Showing: Art & Copy screens Thursday, Feb. 18, at 7:45 p.m. Saturday, Feb. 20, features Veer and Feel Your Heart Race at 10 a.m., Scratch at 11:45 a.m. and Hype! at 1:45 p.m. Sunday, Feb. 21, features Surfwise at 10 a.m., Big Rig at noon and Infamy at 2 p.m.
Correcting history through film
A new film category at this year's festival lineup, "Indigenous Visions: Native American Filmmakers," seems to be a welcome and timely addition. Tracy Rector, a Seminole and the director of Unreserved—one of this year's feature contestants—says that American Indian documentary filmmaking is critically important right now.
"People can't understand America today if they do not have an understanding of Native American history, the stories of the First People of this land," Rector says. "Native American filmmakers have an opportunity to rewrite the history books by offering a balanced and often unheard voice to educate both Native and non-Native people. And luckily today we are at a stage and time where there is a solid skill base in the Native American filmmaking community across North America to create the new visual histories."
Centrally at stake in the films is the history of Indian Country. "Indian Removal" in the 1830s and the subsequent boarding school experience are a small part of the difficult history the films explore and, sometimes, expose. Trail of Tears (part of the PBS American Experience Series "We Shall Remain" and directed by Chris Eyre of Smoke Signals fame) makes clear the cost of that history for the five American Indian nations removed to "Indian Territory" by Andrew Jackson, as well as the cost to American democratic ideals. The film closes with: "What happened to the southeastern Indians was ethnic cleansing."
American Indian re-visioning of history is at the center of all of the film projects, but the category also contains a range of styles and subject matter, from a film on the history and work of spoken word poet John Trudell of the American Indian Civil Rights Movement to Rector's film about artist activist Louie Gong's creation of Vans sneakers/shoes decorated with Coastal Salish designs. As one of the owners of the shoes says, "They're sick."

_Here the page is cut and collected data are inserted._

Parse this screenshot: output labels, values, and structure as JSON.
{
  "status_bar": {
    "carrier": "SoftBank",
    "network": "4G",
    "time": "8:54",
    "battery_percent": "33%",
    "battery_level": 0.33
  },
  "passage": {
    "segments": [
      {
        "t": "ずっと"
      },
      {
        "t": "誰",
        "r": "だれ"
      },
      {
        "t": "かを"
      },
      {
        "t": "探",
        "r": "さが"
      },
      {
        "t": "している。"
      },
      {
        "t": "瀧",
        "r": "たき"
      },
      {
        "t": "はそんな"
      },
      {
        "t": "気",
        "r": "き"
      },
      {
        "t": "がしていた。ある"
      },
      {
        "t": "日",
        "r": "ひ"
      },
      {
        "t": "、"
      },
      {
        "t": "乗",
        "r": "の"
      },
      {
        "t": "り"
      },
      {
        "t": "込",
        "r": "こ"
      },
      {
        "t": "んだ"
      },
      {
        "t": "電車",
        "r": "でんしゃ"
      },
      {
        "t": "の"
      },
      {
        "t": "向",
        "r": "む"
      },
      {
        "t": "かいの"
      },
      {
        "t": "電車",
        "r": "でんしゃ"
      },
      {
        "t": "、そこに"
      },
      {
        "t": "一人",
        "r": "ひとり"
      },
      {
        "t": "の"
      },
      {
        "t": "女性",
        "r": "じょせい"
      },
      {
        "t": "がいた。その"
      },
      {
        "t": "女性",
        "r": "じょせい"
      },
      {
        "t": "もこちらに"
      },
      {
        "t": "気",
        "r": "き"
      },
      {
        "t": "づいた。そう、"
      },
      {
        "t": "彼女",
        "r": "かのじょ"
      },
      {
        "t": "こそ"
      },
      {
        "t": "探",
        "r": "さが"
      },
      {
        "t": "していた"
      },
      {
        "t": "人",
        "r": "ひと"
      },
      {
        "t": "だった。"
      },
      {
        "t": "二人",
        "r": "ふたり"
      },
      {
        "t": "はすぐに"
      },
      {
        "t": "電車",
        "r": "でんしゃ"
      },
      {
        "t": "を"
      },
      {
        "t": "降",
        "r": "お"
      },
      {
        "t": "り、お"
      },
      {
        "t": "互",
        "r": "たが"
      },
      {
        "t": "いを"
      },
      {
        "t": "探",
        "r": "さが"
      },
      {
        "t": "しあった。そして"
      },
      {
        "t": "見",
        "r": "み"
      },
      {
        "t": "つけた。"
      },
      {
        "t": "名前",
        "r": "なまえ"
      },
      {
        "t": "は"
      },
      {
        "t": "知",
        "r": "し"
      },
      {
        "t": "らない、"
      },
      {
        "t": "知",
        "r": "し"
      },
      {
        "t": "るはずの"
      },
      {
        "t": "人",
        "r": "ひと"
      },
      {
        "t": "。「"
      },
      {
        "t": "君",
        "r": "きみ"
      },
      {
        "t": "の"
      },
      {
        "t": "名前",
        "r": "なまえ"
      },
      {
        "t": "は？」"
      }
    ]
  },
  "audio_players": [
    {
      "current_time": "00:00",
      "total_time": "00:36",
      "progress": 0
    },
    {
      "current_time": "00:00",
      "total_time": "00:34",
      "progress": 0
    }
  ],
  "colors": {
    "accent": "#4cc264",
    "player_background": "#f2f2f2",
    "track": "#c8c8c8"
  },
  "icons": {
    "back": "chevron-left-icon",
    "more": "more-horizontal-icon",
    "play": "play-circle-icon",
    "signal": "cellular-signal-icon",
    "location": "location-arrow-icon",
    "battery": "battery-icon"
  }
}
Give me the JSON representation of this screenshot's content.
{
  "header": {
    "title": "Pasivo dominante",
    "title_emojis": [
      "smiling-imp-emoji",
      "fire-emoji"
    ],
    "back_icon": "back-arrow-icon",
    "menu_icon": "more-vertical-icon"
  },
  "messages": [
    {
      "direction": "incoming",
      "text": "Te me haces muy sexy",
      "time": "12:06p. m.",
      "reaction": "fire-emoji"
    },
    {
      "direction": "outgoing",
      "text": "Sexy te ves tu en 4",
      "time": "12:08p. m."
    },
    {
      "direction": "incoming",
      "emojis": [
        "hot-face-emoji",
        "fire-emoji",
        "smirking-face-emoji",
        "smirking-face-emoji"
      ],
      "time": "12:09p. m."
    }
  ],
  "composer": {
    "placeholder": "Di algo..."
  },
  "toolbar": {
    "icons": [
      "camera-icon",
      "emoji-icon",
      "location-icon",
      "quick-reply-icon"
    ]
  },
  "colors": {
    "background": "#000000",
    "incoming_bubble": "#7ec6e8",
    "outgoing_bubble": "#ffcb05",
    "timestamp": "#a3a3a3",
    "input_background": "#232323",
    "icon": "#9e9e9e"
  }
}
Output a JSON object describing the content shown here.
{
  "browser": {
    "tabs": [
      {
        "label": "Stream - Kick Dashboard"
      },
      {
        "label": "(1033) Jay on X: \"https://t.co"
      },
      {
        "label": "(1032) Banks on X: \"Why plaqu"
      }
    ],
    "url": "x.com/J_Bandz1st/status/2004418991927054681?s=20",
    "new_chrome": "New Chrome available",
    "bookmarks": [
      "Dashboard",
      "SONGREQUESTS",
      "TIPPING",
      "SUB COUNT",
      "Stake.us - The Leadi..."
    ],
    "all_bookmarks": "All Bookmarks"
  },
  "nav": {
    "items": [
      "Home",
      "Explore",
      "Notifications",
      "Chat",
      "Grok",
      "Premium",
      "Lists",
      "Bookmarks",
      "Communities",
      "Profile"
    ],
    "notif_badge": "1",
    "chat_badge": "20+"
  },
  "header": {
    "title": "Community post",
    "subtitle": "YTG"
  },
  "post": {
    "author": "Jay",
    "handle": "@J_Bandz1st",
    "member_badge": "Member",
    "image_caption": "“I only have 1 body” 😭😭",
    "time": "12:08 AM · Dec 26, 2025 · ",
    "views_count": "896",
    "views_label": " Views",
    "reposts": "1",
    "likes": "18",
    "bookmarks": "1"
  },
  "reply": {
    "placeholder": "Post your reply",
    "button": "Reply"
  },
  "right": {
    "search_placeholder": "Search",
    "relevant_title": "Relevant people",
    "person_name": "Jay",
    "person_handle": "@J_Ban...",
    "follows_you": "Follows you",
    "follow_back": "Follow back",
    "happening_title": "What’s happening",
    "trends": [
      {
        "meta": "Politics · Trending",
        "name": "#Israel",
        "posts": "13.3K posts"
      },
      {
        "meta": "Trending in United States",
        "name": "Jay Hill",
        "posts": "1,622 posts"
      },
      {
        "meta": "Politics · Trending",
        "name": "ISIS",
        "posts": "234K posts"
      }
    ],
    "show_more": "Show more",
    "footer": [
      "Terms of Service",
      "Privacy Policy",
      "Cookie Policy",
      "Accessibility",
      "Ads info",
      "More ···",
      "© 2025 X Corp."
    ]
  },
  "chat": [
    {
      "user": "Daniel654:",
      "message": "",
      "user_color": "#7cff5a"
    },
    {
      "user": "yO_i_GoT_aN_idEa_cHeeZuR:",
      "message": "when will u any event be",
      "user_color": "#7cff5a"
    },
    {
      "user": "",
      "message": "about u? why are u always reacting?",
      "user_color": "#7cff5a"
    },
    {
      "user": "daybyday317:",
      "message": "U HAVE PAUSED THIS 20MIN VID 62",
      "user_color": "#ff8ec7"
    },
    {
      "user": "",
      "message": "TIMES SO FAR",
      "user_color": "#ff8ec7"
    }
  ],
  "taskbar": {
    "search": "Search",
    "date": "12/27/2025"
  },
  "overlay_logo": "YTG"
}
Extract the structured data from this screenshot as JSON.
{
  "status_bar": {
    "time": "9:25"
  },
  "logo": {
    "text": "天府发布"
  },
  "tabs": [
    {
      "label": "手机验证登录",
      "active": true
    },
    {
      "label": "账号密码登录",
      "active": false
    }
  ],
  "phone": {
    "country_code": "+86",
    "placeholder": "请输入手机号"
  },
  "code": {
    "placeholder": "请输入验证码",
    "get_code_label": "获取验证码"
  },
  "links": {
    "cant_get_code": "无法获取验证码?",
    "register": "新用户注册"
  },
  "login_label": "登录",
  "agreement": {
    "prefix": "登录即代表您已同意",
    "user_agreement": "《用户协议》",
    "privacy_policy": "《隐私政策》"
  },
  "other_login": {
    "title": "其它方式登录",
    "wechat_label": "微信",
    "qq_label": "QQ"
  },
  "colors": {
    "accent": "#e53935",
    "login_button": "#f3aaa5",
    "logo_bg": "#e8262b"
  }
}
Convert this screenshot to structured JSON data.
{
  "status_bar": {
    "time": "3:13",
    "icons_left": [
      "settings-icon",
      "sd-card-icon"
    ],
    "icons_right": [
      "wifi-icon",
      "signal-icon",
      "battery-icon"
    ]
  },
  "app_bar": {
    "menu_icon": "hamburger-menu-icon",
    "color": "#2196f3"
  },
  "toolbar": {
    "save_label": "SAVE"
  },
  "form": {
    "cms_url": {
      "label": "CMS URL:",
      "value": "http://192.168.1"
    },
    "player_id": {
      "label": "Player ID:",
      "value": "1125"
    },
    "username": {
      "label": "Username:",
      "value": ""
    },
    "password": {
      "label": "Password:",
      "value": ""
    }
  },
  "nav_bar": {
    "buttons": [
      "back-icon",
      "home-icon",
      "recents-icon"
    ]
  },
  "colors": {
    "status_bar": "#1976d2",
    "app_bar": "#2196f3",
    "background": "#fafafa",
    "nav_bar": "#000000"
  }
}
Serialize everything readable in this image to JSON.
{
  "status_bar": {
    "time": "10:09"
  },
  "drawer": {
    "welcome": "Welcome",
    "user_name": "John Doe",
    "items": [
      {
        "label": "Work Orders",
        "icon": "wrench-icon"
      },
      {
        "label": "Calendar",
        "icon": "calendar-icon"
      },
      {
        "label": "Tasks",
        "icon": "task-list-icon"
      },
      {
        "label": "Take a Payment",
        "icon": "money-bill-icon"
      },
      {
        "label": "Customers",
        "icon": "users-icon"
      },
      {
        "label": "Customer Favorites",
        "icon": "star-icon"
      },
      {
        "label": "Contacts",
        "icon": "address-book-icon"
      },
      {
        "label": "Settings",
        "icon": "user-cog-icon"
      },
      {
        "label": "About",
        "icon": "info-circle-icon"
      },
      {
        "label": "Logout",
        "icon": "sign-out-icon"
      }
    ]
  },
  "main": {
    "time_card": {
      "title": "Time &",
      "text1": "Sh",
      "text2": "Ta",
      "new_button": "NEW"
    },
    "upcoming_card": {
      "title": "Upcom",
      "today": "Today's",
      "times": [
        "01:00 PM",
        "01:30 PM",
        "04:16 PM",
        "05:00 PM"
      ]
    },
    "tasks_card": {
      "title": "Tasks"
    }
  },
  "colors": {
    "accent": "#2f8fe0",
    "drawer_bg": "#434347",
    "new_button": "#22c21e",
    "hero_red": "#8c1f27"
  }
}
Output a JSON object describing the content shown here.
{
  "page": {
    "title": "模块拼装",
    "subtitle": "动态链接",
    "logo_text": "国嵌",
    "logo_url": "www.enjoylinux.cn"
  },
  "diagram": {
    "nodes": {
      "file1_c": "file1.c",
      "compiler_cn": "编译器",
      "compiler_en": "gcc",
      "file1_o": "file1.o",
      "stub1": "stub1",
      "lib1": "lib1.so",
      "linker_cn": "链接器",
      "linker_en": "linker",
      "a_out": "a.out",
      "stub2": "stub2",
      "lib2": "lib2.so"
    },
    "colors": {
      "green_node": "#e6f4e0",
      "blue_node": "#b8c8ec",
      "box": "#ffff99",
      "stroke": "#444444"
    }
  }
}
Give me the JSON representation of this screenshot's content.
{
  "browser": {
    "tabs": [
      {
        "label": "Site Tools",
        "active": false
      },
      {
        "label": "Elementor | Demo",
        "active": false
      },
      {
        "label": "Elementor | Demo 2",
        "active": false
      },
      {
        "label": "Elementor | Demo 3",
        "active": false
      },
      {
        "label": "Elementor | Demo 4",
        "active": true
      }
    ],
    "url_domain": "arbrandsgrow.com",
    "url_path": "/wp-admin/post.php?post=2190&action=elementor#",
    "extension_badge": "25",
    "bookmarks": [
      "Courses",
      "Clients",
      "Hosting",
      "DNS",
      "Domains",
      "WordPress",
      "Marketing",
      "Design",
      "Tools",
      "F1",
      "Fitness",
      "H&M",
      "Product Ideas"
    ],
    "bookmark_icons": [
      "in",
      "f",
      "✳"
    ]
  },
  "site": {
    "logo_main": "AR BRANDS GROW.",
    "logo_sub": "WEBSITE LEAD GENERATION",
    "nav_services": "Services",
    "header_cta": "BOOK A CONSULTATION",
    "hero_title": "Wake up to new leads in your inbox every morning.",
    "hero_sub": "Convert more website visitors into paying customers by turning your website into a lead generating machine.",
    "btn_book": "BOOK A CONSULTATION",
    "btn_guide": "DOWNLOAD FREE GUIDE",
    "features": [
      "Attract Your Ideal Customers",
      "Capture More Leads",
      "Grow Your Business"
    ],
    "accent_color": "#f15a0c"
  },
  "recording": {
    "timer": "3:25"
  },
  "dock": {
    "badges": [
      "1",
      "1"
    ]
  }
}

Also on the schedule are films about Native beauty pageants, Navajo weavers and Hollywood "Indians." Reel Injun is Neil Diamond's sharp and satiric look at the role American cinema played in perpetuating Native Americans stereotypes. (A highlight—or all-time low—is William Shatner's ludicrous, cringe-inducing performance as "Comanche" Notah Moon in the 1967 film White Comanche).
"I think we are seeing a serious movement in indigenous filmmaking right now that is only going to grow as we create a tight-knit community and we see more resources for training and opportunities," says Julianna Brannum, producer of "Wounded Knee," another part of We Shall Remain. "We are at a turning point in film. I think self-representation is key, but I also feel that we still have a ways to go in finding our own unique voices and storytelling. We have so many stories to share and it's important that we have a strong, diverse selection."
Trail of Tears (Chris Eyre): Saturday, Feb. 13, 8 p.m.
Century of Genocide (Rosemary Gibbons), Weaving Worlds (Bennie Klain): Sunday, Feb. 14, 12:45 p.m.
Indian (Monica Lowe), Miss Navajo (Billy Luther), Unreserved (Tracy Rector): Monday, Feb. 15, 10 a.m.
Reel Injun (Neil Diamond) Monday, Feb. 15, 8:45 p.m.
Wounded Knee (Stanley Nelson), Thursday, Feb. 18, 5:45 p.m.
Trudell (Heather Rae): Sunday, Feb. 21, 4:50 p.m.
Indigenous films panel discussion: Monday, Feb. 15, 1:30–2:30 p.m.